A few months ago I managed to get my hands on an Epson QX-10. The slim profile and cool white case had always interested me, especially from a design point of view. It was an interesting example of those CP/M computers out of Japan (and advertised in New Zealand), which never fulfilled their potential in the market place due to the gathering IBM (and compatibles) juggernaut that steamrolled the business market.

Anyway, after taking ownership and cleaning it up I found I had a few issues to solve, namely...

Issue 1: Monitor cord

This is one I knew about. I'd taken ownership of this untested unit without the monitor cord. I was fully expecting to have to make my own but a little web searching lead me to the place that sold new ones!!?? Incredible! Such is the power of the Internet.
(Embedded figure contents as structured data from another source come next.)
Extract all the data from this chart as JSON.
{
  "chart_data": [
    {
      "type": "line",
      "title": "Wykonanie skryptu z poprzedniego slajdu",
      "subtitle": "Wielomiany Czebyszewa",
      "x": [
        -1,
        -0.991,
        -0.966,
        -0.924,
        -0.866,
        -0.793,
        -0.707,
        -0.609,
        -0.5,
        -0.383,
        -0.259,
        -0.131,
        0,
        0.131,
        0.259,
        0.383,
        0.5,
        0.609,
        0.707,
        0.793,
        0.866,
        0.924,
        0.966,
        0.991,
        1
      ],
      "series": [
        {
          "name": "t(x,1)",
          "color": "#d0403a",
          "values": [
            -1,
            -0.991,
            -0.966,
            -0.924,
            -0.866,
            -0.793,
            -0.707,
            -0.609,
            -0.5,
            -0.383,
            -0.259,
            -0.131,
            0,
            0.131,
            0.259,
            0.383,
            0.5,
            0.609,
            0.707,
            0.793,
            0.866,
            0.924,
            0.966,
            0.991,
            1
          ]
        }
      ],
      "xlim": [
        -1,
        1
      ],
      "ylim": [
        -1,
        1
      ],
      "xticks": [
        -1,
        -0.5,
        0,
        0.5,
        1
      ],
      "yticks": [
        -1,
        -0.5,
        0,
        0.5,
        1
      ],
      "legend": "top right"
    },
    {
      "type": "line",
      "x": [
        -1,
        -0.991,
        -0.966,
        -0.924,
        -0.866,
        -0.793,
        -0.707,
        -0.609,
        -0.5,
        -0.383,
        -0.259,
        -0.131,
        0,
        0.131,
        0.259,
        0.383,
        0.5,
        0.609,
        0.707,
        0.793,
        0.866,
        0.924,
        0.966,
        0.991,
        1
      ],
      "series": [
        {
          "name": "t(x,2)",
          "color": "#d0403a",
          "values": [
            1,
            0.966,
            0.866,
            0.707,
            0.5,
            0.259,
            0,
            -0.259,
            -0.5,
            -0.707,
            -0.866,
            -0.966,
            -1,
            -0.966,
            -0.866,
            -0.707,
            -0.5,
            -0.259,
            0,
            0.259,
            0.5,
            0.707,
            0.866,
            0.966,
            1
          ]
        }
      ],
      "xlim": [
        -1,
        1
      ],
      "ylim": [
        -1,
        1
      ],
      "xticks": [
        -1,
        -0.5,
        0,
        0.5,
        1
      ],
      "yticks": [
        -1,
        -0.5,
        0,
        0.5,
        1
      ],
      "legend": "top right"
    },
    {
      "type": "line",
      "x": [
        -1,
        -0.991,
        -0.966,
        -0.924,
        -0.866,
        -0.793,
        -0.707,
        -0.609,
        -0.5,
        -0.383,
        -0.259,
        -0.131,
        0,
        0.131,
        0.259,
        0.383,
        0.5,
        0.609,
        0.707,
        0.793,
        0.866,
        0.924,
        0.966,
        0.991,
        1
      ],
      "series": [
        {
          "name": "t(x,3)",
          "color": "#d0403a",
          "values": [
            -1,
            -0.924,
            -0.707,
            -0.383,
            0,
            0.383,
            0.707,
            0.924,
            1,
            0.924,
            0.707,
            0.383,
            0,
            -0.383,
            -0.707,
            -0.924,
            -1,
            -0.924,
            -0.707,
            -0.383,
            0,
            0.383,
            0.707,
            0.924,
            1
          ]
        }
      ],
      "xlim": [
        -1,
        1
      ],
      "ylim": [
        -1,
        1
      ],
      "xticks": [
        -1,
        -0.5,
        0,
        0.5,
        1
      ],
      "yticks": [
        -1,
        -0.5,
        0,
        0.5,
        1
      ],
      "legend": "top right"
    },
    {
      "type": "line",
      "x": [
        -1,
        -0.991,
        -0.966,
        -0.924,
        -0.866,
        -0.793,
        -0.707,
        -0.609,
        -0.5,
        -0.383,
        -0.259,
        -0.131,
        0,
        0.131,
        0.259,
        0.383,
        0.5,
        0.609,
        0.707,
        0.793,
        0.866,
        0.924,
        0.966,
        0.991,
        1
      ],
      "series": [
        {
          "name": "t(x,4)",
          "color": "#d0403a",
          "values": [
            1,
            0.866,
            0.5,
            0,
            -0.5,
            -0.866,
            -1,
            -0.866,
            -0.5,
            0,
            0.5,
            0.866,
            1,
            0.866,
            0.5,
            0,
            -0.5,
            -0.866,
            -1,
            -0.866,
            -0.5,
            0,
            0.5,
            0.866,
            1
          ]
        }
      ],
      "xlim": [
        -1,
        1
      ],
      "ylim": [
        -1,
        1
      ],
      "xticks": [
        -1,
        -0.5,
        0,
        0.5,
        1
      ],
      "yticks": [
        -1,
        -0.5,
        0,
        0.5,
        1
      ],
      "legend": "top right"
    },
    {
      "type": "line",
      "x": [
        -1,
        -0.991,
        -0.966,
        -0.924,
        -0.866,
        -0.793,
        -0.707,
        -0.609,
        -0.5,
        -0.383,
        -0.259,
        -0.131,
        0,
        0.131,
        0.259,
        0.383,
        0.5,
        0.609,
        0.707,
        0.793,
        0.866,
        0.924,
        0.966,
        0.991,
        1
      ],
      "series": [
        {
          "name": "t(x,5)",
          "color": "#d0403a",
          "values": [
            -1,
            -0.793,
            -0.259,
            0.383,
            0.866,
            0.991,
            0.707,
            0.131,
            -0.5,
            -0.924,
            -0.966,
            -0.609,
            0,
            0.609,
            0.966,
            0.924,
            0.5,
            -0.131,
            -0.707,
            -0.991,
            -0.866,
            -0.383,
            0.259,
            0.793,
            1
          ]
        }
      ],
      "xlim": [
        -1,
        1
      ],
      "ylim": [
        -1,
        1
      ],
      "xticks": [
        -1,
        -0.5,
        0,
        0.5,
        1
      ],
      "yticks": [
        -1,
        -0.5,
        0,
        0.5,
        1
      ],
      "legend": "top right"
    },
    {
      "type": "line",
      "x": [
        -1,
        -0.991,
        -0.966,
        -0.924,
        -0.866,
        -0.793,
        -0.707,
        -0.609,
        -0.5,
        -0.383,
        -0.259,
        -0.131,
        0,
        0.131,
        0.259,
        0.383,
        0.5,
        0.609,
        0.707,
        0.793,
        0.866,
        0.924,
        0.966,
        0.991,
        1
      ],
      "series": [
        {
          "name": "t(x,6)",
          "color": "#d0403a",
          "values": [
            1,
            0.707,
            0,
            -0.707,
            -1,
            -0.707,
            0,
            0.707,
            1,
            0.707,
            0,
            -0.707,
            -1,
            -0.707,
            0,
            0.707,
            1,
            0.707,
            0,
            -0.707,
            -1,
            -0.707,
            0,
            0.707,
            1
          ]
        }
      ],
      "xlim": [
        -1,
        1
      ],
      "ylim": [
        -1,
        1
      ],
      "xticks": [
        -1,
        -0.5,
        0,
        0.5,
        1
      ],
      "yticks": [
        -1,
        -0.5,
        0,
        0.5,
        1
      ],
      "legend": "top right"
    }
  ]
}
Three weeks later I had one.

Issue 2: Power jitters

After connecting everything up and throwing the switch, I was thrilled to see the computer worked. I needed to tweak the vertical hold (I had to break into the case to do this!) but once that was set it seemed to work just fine. Using good old ImageDisk and an Epson QX-10 repository I even managed to make a CP/M boot disk and get other software.

I knew it was too good to last. About 1.5 hours after I'd started using the machine, the power started to flick on and off rapidly. This is not good for the screen or computer of course.

The chief suspect was an intermittent short somewhere? Anyway, to cut a long story short the problem was never diagnosed fully but was finally fixed with a replacement power supply. That is after blowing up two power regulator ICs and destroying a couple of 10 ohm resistors through not running the PSU with enough load! Doh!

QX-10 original PSU

Figure 1. Original PSU. Note the green fan glued on the heat sink


Figure 2. Replacement PSU

Strangely the original PSU had an extra fan fitted? I suspect this was added by a previous owner in an attempt to stop the erratic power fluctuations which they probably suspected was caused by overheating. Alternatively, perhaps the extra fan was drawing too much current and causing the problem in the first place! Who knows?!!


So, I've now got a small software library and the QX-10 is humming along. As a machine it's interesting. It has very slim disk drives, a very sharp mono screen which is capable of fine graphics. It sits low and flat on the desk. The large keyboard feels great.

Epson QX-10

Figure 3. My Epson QX-10

A lovely machine I'm pleased to add to the stash. It now has its own page on the collection site and its own YouTube video!